According to the WHO, there are three main groups at highest risk of infection; healthcare workers, caregivers and family members of infected individuals and informal cross-border traders and miners in the Ituri district.

  • Healthcare workers (HCWs): They are on the frontline and face intense exposure. The current outbreak has already seen deaths among HCWs, and they were amongst the first suspected cases.
  • Household caregivers and family members: Over 60% of suspected cases are female, suggesting that the traditional roles of caring for the sick and preparing bodies for burial place women and girls at significantly elevated risk.
  • Informal cross-border traders and miners: The outbreak epicentre in a high-traffic mining area means that individuals with high mobility are at risk of both exposure and exporting the disease.

If a vaccine were developed, a likely prioritisation strategy would be to use a “ring vaccination strategy” whereby public health authorities would vaccinate the close contacts and potential contacts of a confirmed or probable case, creating a “ring” of immunity around a confirmed or probable case to prevent transmission.

In this outbreak, it would likely look like vaccinating individuals who have been in contact with a confirmed case, and the contacts of those individuals. Frontline Healthcare and Response Workers would also be vaccinated to protect the national health response infrastructure. High-risk community members in the affected areas of Mongwalu, Rwampara, and Bunia would also be prioritised for vaccination to maximise lives saved.


In terms of pandemic preparedness, what do we need to do differently to be ready for rare viruses like Bundibugyo?

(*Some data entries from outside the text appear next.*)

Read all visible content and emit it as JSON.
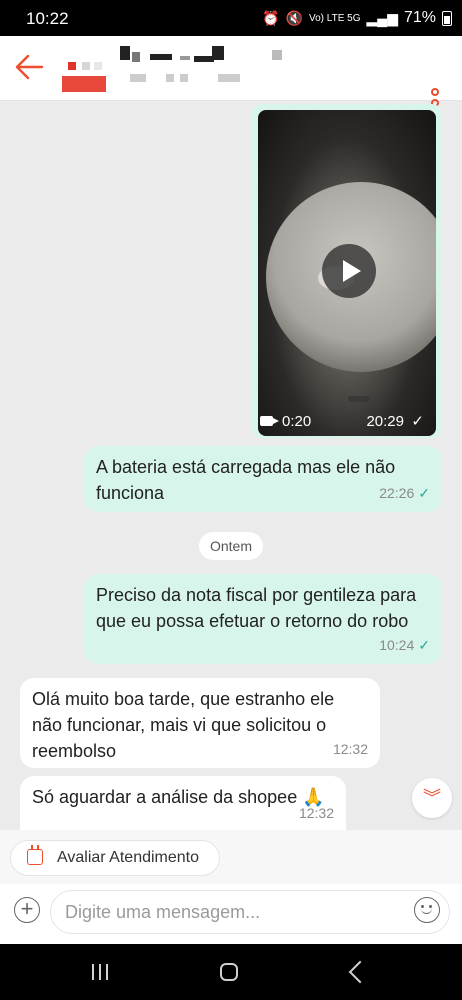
{
  "status_bar": {
    "time": "10:22",
    "signal_labels": "Vo) LTE 5G",
    "battery": "71%"
  },
  "header": {},
  "video_message": {
    "duration": "0:20",
    "time": "20:29"
  },
  "messages": [
    {
      "direction": "out",
      "text": "A bateria está carregada mas ele não funciona",
      "time": "22:26",
      "read": "✓"
    },
    {
      "direction": "out",
      "text": "Preciso da nota fiscal por gentileza para que eu possa efetuar o retorno do robo",
      "time": "10:24",
      "read": "✓"
    },
    {
      "direction": "in",
      "text": "Olá muito boa tarde, que estranho ele não funcionar, mais vi que solicitou o reembolso",
      "time": "12:32"
    },
    {
      "direction": "in",
      "text": "Só aguardar a análise da shopee 🙏",
      "time": "12:32"
    }
  ],
  "date_separator": "Ontem",
  "rate_button": {
    "label": "Avaliar Atendimento"
  },
  "composer": {
    "placeholder": "Digite uma mensagem..."
  },
  "colors": {
    "accent": "#ee4d2d",
    "outgoing_bubble": "#d7f5ea",
    "incoming_bubble": "#ffffff",
    "background": "#ebebeb",
    "read_tick": "#26aa99"
  }
}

This outbreak is a stark “wake-up call” that reveals critical deficiencies in our current approach to pandemic preparedness. In order to be ready for future disease outbreaks we should:

  1. Invest in “pathogen agnostic” and broadly protective vaccines: We must shift from a reactive, single-pathogen approach (“one bug, one drug”) to a proactive, platform-based approach. This means prioritising the development of multivalent vaccines and broadly neutralising antibody therapeutics that can target entire viral families (e.g. the Filoviridae family).
  2. Fund research and development for high-risk but rare pathogens: The current commercial model fails to incentivise development for rare but dangerous viruses. Public-private partnerships (like CEPI), sovereign-level funding, and economic pull mechanisms (like advanced market commitments) are essential to the sustainable development of treatments for the rare “Bundibugyos” of the world.
  3. Strengthen cross-border surveillance and health systems: The rapid exportation of a single case to Uganda’s capital city demonstrates how a weak link in a single health zone can threaten a region. Investment in genomic surveillance at key transit points, support for community-based surveillance, and resilient IPC in peripheral health zones are global public goods, not just local concerns.
  4. Accelerate regulatory science for rapid deployment: We need globally agreed-upon protocols and regulatory pathways that allow for the rapid, ethical deployment of unlicensed but promising treatments (like the broadly neutralising antibody cocktails) during a PHEIC. This would have allowed us to have an “off-the-shelf” therapeutic option ready for testing on day one of this outbreak, rather than scrambling to initiate scientific research studies during outbreaks.